Für die Zeitungen und Zeitschriften kommt es darauf an, ihre Verluste wieder auszugleichen. Was tun?

Grassmuck:

Zum einen stehen Print-Medien auch alle Möglichkeiten im Internet für ihre Online-Ausgaben zur Verfügung. Die gute Nachricht: Im Bereich der Musik haben jetzt die Einnahmen aus den digitalen Verkäufen erstmals die Verluste bei den CD ausgeglichen. Damit scheint es möglich, dass dies auch im Verhältnis Online/Print passieren wird. Außerdem haben Zeitungen und Zeitschriften noch einen Trumpf im Ärmel.

Welchen?

Grassmuck:

Ihre Archive. Bei den Menschen macht sich die Erkenntnis breit, dass man bei großen Themen über die Vergangenheit informiert sein muss. Dies online anzubieten, kann eine Menge Interesse bringen. Das zahlt sich auch finanziell aus. Bemerkbar und damit als Anbieter interessant wird man auch durch Videos, die Zeitungsthemen ergänzen und durch Meldungen auf den sozialen Portalen wie Facebook. Solche Meldungen werden dort weitergetragen und bringen eine Zeitung ins Gespräch.

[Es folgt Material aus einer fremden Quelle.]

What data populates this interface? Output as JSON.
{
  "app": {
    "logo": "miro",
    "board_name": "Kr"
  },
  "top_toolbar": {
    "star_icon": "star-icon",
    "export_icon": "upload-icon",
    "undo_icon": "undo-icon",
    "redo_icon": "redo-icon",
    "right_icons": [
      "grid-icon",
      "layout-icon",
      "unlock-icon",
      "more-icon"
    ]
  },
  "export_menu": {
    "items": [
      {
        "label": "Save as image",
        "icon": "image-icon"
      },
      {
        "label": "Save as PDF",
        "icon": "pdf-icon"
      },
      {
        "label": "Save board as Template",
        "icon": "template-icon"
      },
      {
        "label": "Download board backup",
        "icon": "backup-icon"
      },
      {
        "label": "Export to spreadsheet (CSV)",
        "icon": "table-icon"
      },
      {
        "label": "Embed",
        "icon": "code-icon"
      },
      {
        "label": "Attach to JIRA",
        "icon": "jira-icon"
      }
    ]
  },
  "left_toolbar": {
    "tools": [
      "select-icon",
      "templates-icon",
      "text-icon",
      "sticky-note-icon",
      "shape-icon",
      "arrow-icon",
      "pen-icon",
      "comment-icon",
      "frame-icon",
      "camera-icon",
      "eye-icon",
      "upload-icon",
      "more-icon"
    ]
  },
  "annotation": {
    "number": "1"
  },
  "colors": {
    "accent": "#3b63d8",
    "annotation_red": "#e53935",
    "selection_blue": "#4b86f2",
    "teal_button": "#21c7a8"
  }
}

Der digitale Trend ist unumkehrbar?

Grassmuck:

Ja. Es wird lebensbedrohlich für alle Medien, die sich der Herausforderung nicht stellen. Papier wird es zwar weiter geben. Sicher ist dies für Bücher oder längere Aufsätze. Aber auch in der Wissenschaft gibt es inzwischen Leute, die keine physische Bibliothek mehr haben, weil sie die Inhalte von Büchern auf eine Festplatte übertragen haben.

Verändert der Trend von Print- zu Digital-Medien auch den Journalismus?

Grassmuck:

Hier gibt es eine zweite gute Nachricht: Am Bedarf an Journalismus hat sich nichts geändert. Er ist eine der Schlüsselfunktionen einer Demokratie und Voraussetzung um sich eine Meinung zu bilden. Fakten für Leser zu übersetzen, war schon immer eine wichtige Aufgabe. Sie wird noch wichtiger. Beispiel EU. Ihre Themen wie etwa der Ausbau von Breitbandkabel für das Internet, der Verkehr, die Agrarwirtschaft und der Handel müssen erklärt werden. Da besteht gerade im Regionalen ein großer Bedarf. Wer diesen Bedarf befriedigt, gewinnt.

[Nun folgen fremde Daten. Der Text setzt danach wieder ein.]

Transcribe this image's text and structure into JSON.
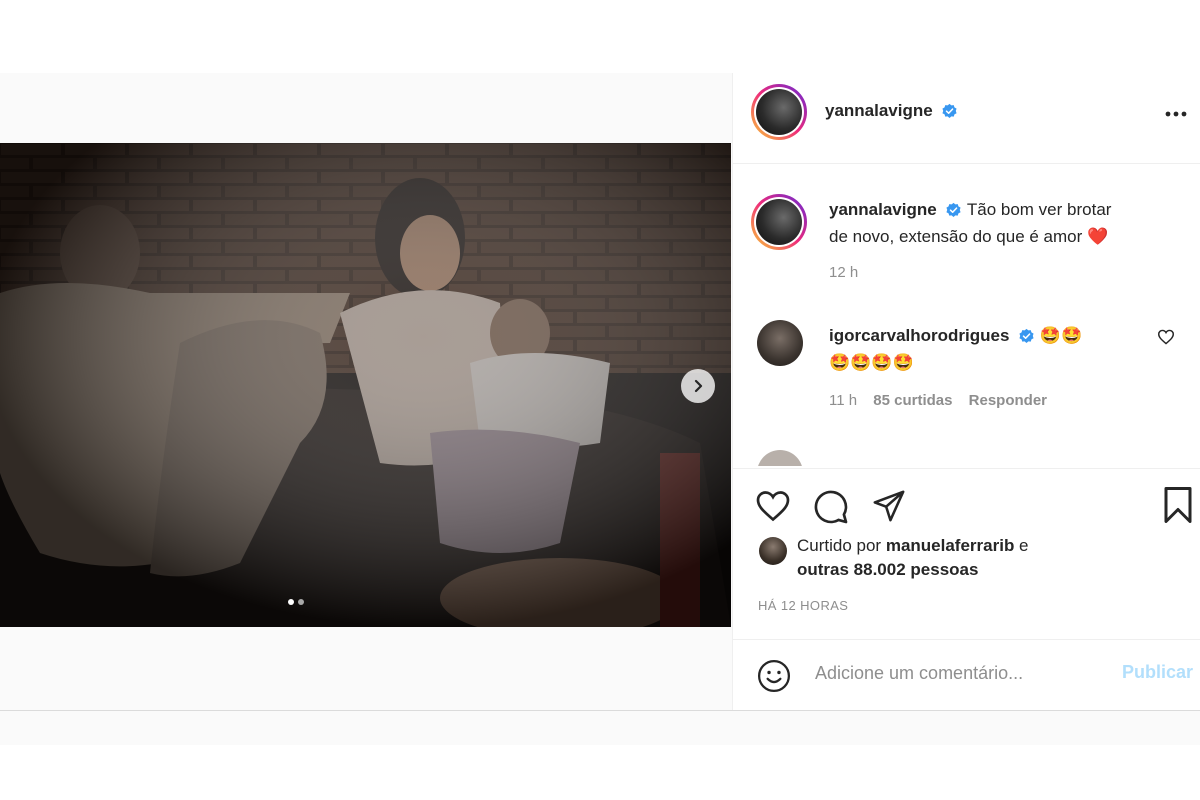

Welche Rolle spielen dabei Regionalzeitungen wie das Hamburger Abendblatt?

Grassmuck:

Eine wichtige. Sie kommen dieser Aufgabe nach, im Norden macht das neben dem Abendblatt auch der NDR über Radio, Fernsehen und genau wie die Zeitungen über das Internet.

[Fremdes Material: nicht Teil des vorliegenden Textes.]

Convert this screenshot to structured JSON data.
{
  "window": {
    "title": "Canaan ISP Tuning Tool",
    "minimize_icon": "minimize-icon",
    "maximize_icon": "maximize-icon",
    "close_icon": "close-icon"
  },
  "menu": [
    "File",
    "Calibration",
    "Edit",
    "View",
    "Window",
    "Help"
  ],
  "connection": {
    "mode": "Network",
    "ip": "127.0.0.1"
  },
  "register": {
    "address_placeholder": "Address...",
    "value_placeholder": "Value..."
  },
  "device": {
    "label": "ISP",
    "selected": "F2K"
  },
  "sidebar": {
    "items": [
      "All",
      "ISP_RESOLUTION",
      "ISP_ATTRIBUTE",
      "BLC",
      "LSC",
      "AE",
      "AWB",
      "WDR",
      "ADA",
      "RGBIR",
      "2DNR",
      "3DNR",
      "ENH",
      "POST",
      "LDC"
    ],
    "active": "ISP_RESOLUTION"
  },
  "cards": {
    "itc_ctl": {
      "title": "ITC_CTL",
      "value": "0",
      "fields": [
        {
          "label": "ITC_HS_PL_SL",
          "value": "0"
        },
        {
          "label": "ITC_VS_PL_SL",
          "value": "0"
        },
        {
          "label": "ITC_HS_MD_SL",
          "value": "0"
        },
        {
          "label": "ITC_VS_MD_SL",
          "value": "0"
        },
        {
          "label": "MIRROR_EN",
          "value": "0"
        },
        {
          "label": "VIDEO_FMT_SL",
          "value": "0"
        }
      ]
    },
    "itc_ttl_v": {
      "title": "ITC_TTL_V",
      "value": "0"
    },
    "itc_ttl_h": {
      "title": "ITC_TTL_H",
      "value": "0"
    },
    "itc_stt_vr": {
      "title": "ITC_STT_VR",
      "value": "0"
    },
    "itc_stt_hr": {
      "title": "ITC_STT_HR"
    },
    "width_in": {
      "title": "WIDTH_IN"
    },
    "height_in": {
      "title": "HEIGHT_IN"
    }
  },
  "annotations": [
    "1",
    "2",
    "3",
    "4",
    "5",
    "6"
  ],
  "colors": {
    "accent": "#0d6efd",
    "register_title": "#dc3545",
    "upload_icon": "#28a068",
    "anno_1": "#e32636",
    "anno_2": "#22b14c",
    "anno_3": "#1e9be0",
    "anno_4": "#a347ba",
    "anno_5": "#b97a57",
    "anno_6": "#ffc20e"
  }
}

Welche Rolle werden Blogs spielen?

Grassmuck:

Sie beeinflussen schon heute die Meinungen, wobei nicht alle journalistisch geprägt sind. Sie spielen aber nur eine Rolle, wenn sie verbindlich sind, kontinuierlich erscheinen und in Sozialen Netzwerken vertreten sind. Zeitungen wie die „Frankfurter Allgemeine“ holen sich Blogger in ihr Online-Angebot. Genau wie bei der Werbung kann ihr Erfolg leicht an der Zahl der Klicks gemessen werden. Möglich, dass sich künftig immer mehr erfolgreiche Blogger als Journalisten selbstständig machen und umgekehrt. Das Internet gibt ihnen die Möglichkeit dazu.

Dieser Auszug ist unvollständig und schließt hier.